About Stem Cell Therapeutics Corp.: Stem Cell Therapeutics Corp. is a Canadian public biotechnology company (TSX VENTURE:SSS) focused on the development and commercialization of drug-based therapies to treat central nervous system diseases. SCT is a leader in the development of therapies that utilize drugs to stimulate a patient's own resident stem cells. The Company's programs aim to repair brain and nerve function lost due to disease or injury. The Company's extensive patent portfolio of owned and licensed intellectual property supports the potential expansion into future clinical programs in numerous neurological diseases such as traumatic brain injury, multiple sclerosis, Huntington's disease, Alzheimer's disease, and ALS.

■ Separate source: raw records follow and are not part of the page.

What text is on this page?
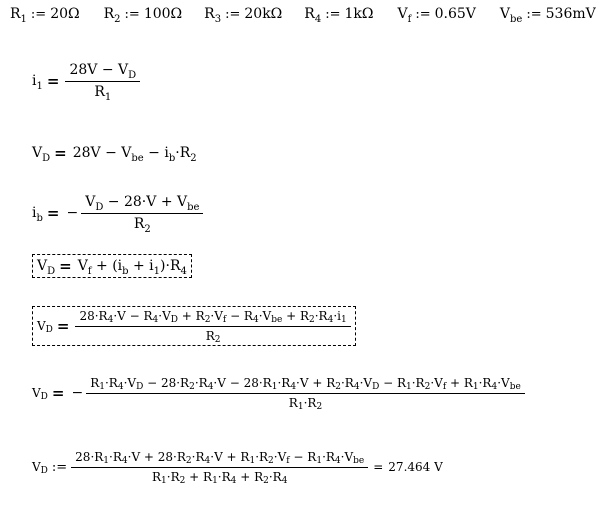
R 1 := 20Ω R 2 := 100Ω R 3 := 20kΩ R 4 := 1kΩ V f := 0.65V V be := 536mV
i $1 = \frac{\text{28V − V D}}{R 1}$
V D = 28V − V be − i b ·R 2
i b = − $\frac{\text{V D − 28·V + V be}}{R 2}$
V D = V f + (i b + i 1 )·R 4
V $D = \frac{\text{28·R 4 ·V − R 4 ·V D + R 2 ·V f − R 4 ·V be + R 2 ·R 4 ·i 1}}{R 2}$
V D = −
R 1 ·R 4 ·V D − 28·R 2 ·R 4 ·V − 28·R 1 ·R 4 ·V + R 2 ·R 4 ·V D − R 1 ·R 2 ·V f + R 1 ·R 4 ·V be
R 1 ·R 2
V D := $\frac{\text{28·R 1 ·R 4 ·V + 28·R 2 ·R 4 ·V + R 1 ·R 2 ·V f − R 1 ·R 4 ·V be}}{R 1 \cdot R 2 + R 1 \cdot R 4 + R 2 \cdot R 4} = 27.464$ V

These securities have not been registered under the United States Securities Act of 1933, as amended, or the securities laws of any state, and may not be offered or sold within the United States or to, or for the account or benefit of U.S. persons unless an applicable exemption from U.S. registration requirements is available.

Except for historical information, this press release may contain forward-looking statements, which reflect the Company's current expectation regarding future events. These forward-looking statements involve risk and uncertainties, which may cause but are not limited to, changing market conditions, the successful and timely completion of clinical studies, the establishment of corporate alliances, the impact of competitive products and pricing, new product development, uncertainties related to the regulatory approval process and other risks detailed from time to time in the Company's ongoing quarterly and annual reporting.

Neither TSX Venture Exchange nor its Regulation Services Provider (as that term is defined in the policies of the TSX Venture Exchange) accepts responsibility for the adequacy or accuracy of this release.